Eggs and salmonella

Having just listened to a new’s report about salmonella in eggs and the advice given I would just like to say:

If you cook the egg so that the yolk is hard you cause the fat in the yolk to become cholesterol only which may cause health problems. A runny yolk contains cholesterol and lecithin. Lecithin is a good fat and helps flush cholesterol out of the body. Eating eggs with runny yolks is healthier than eating eggs with cooked yolks. So fried eggs (quickly cooked in Extra Virgin Olive Oil) are healthier for you than scrambled eggs.

Eversince the first outcry in the eighties and Edwina Currie, I have never worried about salmonella and its effects. And that was a young mum with 4 young children. And no-one ever got salmonella poisoning in our household.

If you think of how eggs leave a hen, they must have all sorts of nasty bacteria on them. I am convinced that it is the germs on the shell and not washing your hands after handling eggs that causes problems.

ALWAYS crack an egg using a cup or knife and pour the egg into another bowl separate from your cooking/recipe/frying pan.
SMELL the egg before adding it to your cooking, if it smells fishy then thow away.
Do not be tempted to think that cooking will kill the germs in a ‘funny’ smelling or looking egg. Just chuck it.
(I had to do that the other day when I forgot to crack the egg into a separate bowl and added it to the eggs I was cooking. It smelt. So the whole lot got chucked. It is not worth the risk.)

The bacteria on the shell are there for good purposes and that protects the egg and provides its keeping properties. If you wash eggs after purchase and before storage, they will not keep so well and may become infected. (I heard about this some years ago that some housewives were washing the eggs to stop the bacteria spreading)

For this reason I do not put eggs in the fridge so there are no contact concerns with other foods. I keep eggs in their original box in the larder cupboard and use within two weeks. A cool dark place is sufficient. Eggs should generally be at room temperature for most recipes so having them in the fridge is not a good idea anyway.

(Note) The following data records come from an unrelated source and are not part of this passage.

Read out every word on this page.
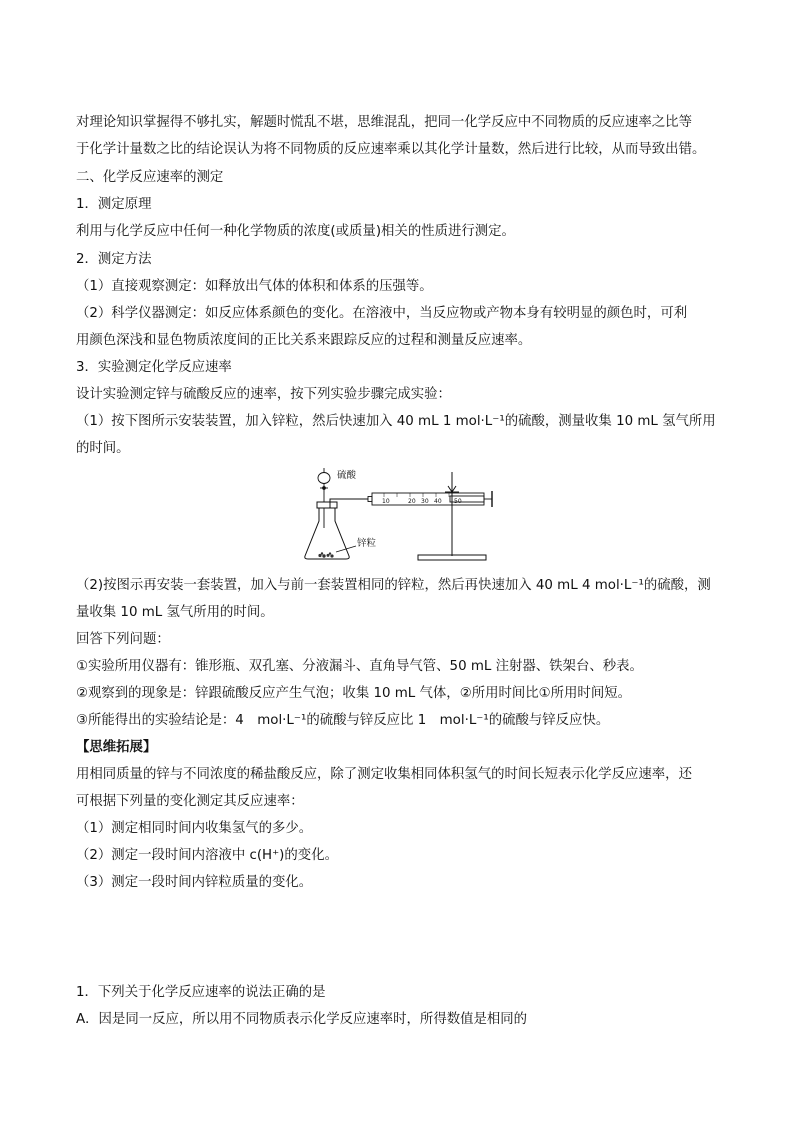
对理论知识掌握得不够扎实，解题时慌乱不堪，思维混乱，把同一化学反应中不同物质的反应速率之比等
于化学计量数之比的结论误认为将不同物质的反应速率乘以其化学计量数，然后进行比较，从而导致出错。
二、化学反应速率的测定
1．测定原理
利用与化学反应中任何一种化学物质的浓度(或质量)相关的性质进行测定。
2．测定方法
（1）直接观察测定：如释放出气体的体积和体系的压强等。
（2）科学仪器测定：如反应体系颜色的变化。在溶液中，当反应物或产物本身有较明显的颜色时，可利
用颜色深浅和显色物质浓度间的正比关系来跟踪反应的过程和测量反应速率。
3．实验测定化学反应速率
设计实验测定锌与硫酸反应的速率，按下列实验步骤完成实验：
（1）按下图所示安装装置，加入锌粒，然后快速加入 40 mL 1 mol·L⁻¹的硫酸，测量收集 10 mL 氢气所用
的时间。
硫酸
锌粒
10	20 30 40 50
（2)按图示再安装一套装置，加入与前一套装置相同的锌粒，然后再快速加入 40 mL 4 mol·L⁻¹的硫酸，测
量收集 10 mL 氢气所用的时间。
回答下列问题：
①实验所用仪器有：锥形瓶、双孔塞、分液漏斗、直角导气管、50 mL 注射器、铁架台、秒表。
②观察到的现象是：锌跟硫酸反应产生气泡；收集 10 mL 气体，②所用时间比①所用时间短。
③所能得出的实验结论是：4　mol·L⁻¹的硫酸与锌反应比 1　mol·L⁻¹的硫酸与锌反应快。
【思维拓展】
用相同质量的锌与不同浓度的稀盐酸反应，除了测定收集相同体积氢气的时间长短表示化学反应速率，还
可根据下列量的变化测定其反应速率：
（1）测定相同时间内收集氢气的多少。
（2）测定一段时间内溶液中 c(H⁺)的变化。
（3）测定一段时间内锌粒质量的变化。
1．下列关于化学反应速率的说法正确的是
A．因是同一反应，所以用不同物质表示化学反应速率时，所得数值是相同的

It is contact hygiene we need to think about. It is our hands that spreads germs so wash your hands after touching each egg shell and before touching anything else. Think like a surgeon after they wash their hands to prepare for an operation, they hold them in the air and out of the way of touching anything but the patient on the operating table.


  • Think of egg shells as we do fresh meat especially chicken
  • When an egg shell touches your hands – wash your hands
  • When an egg shell touches a basin or cup or knife – wash the basin or cup or knife
  • When an egg shell touches a surface – wash the surface
  • In all cases of washing – HOT soapy water is sufficient.

We are so lazy about washing our hands because we have disinfectants and disinfectant wipes and sprays and bleach that we forget that if we washed our hands we wouldn’t need so many disinfectants.

Because miners/dock workers etc didn’t have facilities to wash their hands, their lunch of meat and two veg were put into a paste of flour and water with a curly edge formed for them to hold it with. This was how pastry came to be and the curly (crust) edge was thrown away when the meat and veg had been eaten. Their filthy hands never touched the food that was eaten. Interesting isn’t it?

Just another snippet of interest – this is where the phrase ‘Dropped a clanger’ came from. A clanger was a pastry parcel with meat and veg at one end and jam at the other and a wide crust as the handle. It was called a clanger. If it was dropped the meat and veg would get muddled up with the jam – a mess. Hence the phrase dropping a clanger – meaning making a faux pas or embarressing mistake.

Interesting websites:

Raw eggs

Egg Safety

6. Are Salmonella bacteria most likely to be found in the egg’s white or yolk?

Bacteria, if they are present at all, are most likely to be in the white and will be unable to grow, mostly due to lack of nutrients. As the egg ages, however, the white thins and the yolk membrane weakens. This makes it possible for bacteria to reach the nutrient-dense yolk where they can grow over time if the egg is kept at warm temperatures. But, in a clean, uncracked, fresh shell egg, internal contamination occurs only rarely.

So if there is salmonella in the egg, it is likely to be in the white which generally gets cooked anyway.
Use fresh eggs from a local source and keep for no longer than two weeks. My local eggs state on the box the date when they were ‘born’.